Questions à James TOBIN
le MONDE du 17/11/98(extrait)
- On a objecté que la taxe ne pouvait marcher que si tous les pays l’acceptaient, qu’elle ne saurait être qu’universelle, ce qui paraît difficile à réaliser.
- C’est vraiment une critique facile. C’est le type de critique qu’on formule en imaginant qu’elle suffit à démolir une idée. Evidemment, j’y ai pensé. II faut vraiment me prendre pour un demeuré ou un idiot pour croire que je n’ai pas travaillé à cet aspect des choses. D’abord, je pense qu’il suffirait qu’une vingtaine de pays commencent, se mettent d’accord, pour que la taxe puisse prendre corps. Ensuite, je pense qu’accepter la taxe pourrait être une des conditions préalables au statut de membre du Fonds monétaire international (FMI) et de la Banque mondiale.

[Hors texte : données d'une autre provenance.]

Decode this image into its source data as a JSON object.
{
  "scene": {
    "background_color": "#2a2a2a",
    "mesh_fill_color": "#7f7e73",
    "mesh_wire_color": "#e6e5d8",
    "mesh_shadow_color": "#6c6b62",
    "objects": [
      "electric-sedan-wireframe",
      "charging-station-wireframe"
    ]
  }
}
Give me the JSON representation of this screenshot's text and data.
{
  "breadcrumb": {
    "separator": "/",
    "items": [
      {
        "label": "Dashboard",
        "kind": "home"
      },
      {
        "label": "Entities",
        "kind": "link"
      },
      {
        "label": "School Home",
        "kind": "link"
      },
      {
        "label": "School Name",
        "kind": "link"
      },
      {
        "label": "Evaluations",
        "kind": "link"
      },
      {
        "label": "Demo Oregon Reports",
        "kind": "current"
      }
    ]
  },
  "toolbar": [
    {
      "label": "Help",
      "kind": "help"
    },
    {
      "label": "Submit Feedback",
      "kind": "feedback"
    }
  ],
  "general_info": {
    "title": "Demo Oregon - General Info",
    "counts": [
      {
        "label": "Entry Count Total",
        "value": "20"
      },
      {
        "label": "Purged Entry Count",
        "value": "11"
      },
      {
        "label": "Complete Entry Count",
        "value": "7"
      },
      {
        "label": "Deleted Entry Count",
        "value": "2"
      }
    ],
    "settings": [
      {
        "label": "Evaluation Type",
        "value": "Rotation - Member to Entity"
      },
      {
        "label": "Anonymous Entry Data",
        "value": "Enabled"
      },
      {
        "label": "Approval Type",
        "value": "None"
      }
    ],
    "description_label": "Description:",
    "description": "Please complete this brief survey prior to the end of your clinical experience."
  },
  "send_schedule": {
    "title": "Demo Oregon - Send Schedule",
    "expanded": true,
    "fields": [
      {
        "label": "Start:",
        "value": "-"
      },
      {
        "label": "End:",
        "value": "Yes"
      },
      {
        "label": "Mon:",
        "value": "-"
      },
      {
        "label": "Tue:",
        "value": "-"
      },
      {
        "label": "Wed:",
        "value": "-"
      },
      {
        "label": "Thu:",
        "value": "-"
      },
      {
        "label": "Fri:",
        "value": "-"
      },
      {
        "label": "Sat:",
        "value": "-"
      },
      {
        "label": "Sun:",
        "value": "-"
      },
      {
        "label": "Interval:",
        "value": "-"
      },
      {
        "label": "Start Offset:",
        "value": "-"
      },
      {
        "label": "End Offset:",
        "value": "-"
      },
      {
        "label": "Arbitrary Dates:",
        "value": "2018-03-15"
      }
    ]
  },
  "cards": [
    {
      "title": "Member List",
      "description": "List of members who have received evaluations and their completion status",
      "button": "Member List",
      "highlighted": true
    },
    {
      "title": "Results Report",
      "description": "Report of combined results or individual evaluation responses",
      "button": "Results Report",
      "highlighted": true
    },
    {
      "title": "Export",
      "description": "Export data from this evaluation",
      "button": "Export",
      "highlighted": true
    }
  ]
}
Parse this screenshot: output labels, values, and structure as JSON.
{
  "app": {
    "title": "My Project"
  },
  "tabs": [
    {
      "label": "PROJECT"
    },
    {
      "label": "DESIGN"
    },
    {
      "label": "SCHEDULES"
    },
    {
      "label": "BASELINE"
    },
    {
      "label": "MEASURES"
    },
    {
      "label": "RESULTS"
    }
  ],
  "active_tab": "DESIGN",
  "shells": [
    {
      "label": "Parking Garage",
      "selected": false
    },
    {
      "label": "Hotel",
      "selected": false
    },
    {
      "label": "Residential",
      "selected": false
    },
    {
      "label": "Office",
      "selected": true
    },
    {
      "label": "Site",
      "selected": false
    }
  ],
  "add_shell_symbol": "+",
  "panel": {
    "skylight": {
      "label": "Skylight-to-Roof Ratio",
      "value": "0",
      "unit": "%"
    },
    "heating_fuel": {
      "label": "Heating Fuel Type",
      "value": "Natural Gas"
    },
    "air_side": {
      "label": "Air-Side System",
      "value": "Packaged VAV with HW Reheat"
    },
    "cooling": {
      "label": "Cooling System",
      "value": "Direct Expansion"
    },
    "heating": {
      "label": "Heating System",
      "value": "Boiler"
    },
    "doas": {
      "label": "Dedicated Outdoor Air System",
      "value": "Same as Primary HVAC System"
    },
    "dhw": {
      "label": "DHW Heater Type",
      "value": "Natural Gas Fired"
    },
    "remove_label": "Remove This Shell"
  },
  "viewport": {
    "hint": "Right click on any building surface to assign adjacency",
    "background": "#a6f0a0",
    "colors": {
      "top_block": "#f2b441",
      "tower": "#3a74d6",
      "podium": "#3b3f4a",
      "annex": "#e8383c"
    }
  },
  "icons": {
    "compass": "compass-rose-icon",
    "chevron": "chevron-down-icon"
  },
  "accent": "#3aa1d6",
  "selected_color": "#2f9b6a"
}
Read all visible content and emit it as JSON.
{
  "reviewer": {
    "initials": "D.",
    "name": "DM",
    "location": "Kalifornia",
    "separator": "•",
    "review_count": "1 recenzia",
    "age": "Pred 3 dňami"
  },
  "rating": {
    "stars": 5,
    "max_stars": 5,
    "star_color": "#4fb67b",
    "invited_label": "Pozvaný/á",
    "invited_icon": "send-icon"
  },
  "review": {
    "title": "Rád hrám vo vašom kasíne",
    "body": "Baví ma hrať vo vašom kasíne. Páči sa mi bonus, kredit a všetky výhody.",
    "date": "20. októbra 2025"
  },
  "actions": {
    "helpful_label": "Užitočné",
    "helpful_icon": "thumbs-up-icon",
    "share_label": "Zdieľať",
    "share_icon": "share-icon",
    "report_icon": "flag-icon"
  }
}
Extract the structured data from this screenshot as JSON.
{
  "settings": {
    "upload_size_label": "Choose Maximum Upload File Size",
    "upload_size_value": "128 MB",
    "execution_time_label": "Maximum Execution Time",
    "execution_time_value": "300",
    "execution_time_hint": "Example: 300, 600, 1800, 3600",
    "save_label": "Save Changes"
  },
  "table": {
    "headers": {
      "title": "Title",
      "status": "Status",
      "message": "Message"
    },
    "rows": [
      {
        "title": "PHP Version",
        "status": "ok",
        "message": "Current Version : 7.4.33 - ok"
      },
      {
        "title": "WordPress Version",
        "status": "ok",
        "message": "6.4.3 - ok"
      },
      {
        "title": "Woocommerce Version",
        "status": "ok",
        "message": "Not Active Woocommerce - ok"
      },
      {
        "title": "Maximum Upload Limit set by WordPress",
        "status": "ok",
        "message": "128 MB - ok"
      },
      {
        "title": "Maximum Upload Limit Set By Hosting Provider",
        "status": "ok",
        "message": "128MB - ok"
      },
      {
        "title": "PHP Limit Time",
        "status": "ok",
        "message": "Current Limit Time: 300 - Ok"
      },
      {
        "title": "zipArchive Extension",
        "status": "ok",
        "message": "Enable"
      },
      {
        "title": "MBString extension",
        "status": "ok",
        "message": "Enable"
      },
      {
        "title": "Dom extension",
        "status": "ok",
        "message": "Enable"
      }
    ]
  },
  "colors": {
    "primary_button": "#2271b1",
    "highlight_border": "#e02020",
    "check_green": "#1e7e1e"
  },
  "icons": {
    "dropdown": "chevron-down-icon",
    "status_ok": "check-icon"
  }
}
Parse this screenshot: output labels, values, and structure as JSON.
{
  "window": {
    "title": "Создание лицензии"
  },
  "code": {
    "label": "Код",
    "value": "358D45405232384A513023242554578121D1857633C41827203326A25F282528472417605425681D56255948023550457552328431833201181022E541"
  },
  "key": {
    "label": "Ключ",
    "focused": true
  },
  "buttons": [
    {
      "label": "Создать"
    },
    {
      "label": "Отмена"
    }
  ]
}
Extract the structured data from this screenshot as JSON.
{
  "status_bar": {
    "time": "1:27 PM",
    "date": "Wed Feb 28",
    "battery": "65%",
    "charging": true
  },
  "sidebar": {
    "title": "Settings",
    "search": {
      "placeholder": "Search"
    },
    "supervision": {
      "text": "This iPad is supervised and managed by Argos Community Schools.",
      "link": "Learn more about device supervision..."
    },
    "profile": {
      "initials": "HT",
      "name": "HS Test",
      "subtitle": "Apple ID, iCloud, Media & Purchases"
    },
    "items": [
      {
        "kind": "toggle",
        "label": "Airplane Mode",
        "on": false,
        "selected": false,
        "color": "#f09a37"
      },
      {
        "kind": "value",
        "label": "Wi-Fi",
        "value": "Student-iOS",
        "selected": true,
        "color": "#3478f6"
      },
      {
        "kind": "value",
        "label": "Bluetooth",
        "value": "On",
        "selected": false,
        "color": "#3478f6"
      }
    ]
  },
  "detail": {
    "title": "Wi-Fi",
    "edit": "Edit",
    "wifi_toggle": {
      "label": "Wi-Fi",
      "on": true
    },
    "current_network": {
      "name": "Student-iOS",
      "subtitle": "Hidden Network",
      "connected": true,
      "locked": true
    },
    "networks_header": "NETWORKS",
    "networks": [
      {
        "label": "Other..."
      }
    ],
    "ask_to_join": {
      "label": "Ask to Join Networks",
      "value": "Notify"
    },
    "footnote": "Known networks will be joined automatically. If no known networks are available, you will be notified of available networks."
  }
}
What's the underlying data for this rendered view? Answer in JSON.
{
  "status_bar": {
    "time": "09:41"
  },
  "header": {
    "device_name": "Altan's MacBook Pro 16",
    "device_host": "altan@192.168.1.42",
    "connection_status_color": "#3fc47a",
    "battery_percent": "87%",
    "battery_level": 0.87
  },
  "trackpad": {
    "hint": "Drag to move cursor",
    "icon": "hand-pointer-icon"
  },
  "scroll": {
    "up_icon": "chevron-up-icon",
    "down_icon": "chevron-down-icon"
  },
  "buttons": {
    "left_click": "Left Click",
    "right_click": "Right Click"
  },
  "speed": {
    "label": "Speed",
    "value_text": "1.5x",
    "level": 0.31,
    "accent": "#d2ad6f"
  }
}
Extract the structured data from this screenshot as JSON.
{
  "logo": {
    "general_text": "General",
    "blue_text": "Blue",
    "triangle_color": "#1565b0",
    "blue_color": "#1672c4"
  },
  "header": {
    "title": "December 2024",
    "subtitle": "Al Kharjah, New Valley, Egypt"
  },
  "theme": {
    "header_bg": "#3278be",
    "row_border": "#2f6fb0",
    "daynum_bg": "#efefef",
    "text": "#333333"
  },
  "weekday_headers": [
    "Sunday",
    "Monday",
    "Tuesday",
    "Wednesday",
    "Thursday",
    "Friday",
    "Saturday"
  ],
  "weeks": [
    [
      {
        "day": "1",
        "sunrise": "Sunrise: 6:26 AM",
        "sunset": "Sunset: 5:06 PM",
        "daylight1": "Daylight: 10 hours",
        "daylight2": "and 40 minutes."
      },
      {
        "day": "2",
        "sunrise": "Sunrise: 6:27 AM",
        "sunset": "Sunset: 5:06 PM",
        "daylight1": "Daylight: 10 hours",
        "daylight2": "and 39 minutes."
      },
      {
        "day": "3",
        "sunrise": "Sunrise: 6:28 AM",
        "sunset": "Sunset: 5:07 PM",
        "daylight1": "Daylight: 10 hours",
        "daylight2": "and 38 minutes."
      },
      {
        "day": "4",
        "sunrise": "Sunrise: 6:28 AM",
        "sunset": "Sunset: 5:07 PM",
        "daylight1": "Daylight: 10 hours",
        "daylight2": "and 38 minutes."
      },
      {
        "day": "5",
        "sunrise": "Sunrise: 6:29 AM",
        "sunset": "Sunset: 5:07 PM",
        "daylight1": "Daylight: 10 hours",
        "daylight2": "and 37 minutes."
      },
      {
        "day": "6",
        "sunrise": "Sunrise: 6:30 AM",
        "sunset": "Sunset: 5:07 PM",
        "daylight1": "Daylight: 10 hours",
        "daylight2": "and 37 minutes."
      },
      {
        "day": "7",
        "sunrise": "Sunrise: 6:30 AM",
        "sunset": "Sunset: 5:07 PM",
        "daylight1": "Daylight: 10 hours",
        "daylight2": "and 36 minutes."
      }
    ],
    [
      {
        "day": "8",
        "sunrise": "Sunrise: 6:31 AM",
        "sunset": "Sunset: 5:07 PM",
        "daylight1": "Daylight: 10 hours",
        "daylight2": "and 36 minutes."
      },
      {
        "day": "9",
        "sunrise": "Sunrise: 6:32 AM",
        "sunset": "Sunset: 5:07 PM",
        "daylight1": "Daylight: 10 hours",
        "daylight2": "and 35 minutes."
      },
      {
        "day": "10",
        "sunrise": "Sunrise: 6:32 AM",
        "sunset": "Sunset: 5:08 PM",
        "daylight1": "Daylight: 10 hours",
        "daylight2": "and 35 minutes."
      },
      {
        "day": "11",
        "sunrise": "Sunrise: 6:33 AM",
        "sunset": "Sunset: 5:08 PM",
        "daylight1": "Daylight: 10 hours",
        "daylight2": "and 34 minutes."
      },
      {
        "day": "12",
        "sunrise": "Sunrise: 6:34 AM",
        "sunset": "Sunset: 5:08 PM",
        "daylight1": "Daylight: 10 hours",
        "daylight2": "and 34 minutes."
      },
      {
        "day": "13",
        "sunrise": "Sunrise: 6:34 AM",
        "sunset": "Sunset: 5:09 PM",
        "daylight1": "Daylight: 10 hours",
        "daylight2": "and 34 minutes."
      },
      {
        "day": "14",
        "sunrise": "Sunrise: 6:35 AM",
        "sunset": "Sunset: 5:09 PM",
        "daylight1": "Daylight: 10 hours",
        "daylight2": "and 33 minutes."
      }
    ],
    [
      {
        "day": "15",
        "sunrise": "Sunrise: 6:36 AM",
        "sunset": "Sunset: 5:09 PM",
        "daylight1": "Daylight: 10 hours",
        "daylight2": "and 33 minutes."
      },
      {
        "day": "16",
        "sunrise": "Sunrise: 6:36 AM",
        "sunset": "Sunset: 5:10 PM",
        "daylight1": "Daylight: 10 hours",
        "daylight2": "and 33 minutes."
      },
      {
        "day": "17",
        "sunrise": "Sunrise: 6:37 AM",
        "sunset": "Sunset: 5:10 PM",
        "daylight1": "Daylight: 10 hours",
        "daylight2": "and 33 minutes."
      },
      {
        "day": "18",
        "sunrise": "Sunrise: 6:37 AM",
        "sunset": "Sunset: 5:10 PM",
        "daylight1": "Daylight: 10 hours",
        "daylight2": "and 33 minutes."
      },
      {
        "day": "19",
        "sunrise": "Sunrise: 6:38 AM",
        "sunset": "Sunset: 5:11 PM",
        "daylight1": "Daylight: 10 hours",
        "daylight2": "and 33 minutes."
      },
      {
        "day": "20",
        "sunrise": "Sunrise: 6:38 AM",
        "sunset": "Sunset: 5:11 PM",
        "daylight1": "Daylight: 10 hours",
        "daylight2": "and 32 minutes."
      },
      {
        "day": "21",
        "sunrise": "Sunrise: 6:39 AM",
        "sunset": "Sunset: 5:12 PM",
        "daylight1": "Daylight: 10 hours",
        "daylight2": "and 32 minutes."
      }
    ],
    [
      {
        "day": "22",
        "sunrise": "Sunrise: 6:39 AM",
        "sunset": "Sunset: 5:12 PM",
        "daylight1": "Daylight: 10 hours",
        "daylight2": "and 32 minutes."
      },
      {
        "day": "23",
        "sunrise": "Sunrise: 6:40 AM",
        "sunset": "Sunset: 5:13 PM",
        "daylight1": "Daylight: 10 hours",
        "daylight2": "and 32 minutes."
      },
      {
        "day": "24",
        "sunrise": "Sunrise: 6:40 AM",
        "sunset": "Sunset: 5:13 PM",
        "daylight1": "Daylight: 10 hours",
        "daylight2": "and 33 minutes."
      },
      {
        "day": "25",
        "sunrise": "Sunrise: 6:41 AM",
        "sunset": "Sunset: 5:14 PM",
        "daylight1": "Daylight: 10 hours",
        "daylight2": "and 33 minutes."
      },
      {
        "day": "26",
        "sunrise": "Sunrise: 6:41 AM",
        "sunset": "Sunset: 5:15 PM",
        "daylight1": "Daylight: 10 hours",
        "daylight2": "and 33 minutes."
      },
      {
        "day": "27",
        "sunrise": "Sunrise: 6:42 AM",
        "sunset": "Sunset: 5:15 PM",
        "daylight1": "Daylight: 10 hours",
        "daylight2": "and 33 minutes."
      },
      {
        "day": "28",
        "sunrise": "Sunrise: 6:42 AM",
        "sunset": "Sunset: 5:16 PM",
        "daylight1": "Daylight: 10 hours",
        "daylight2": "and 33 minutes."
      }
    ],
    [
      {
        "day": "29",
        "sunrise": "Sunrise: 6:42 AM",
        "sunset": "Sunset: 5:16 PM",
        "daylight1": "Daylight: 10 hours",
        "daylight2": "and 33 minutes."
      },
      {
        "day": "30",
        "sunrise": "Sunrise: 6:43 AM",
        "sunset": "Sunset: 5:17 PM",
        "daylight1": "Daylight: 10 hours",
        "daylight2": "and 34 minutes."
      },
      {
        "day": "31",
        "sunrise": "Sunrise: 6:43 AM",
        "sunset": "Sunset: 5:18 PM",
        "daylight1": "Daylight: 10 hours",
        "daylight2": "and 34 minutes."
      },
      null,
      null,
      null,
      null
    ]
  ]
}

Enfin, avant de dire à priori “ ça ne peut pas marcher”, j’aimerais qu’on discute des mérites propres de mon projet I
- C’est-à-dire...
- Ce qu’il faut préserver pour un pays, c’est la possibilité d’avoir un minimum de politique monétaire nationale indépendante. Voilà ce qui m’intéresse. Et c’est très difficile s’il y a une totale liberté de circulation de par le monde des sommes de l’ampleur de celles dont nous parlons. Voilà ce que je disais dès 1971. Il faut que des pays émergents comme l’Indonésie, la Corée du Sud, la République Tchèque aient la possibilité d’avoir un peu de maîtrise sur leurs taux d’intérêt à court terme, ceux que pratique leur banque centrale. S’ils doivent s’aligner sur ce qui se fait à New York, Frankfort ou Tokyo, alors ils n’ont plus la moindre marge d’indépendance en ce qui concerne leur politique monétaire. Je ne pense pas qu’ils soient prêts pour cela, prêts à abandonner l’arme de la politique monétaire. Peut-être que vous, en Europe, y êtes disposés, mais ce n’est même pas certain. Faute de maintenir un minimum de politique monétaire indépendante dans un système comme le nôtre, vous transformez des pays - les économies émergentes - en succursales bancaires des économies dominantes.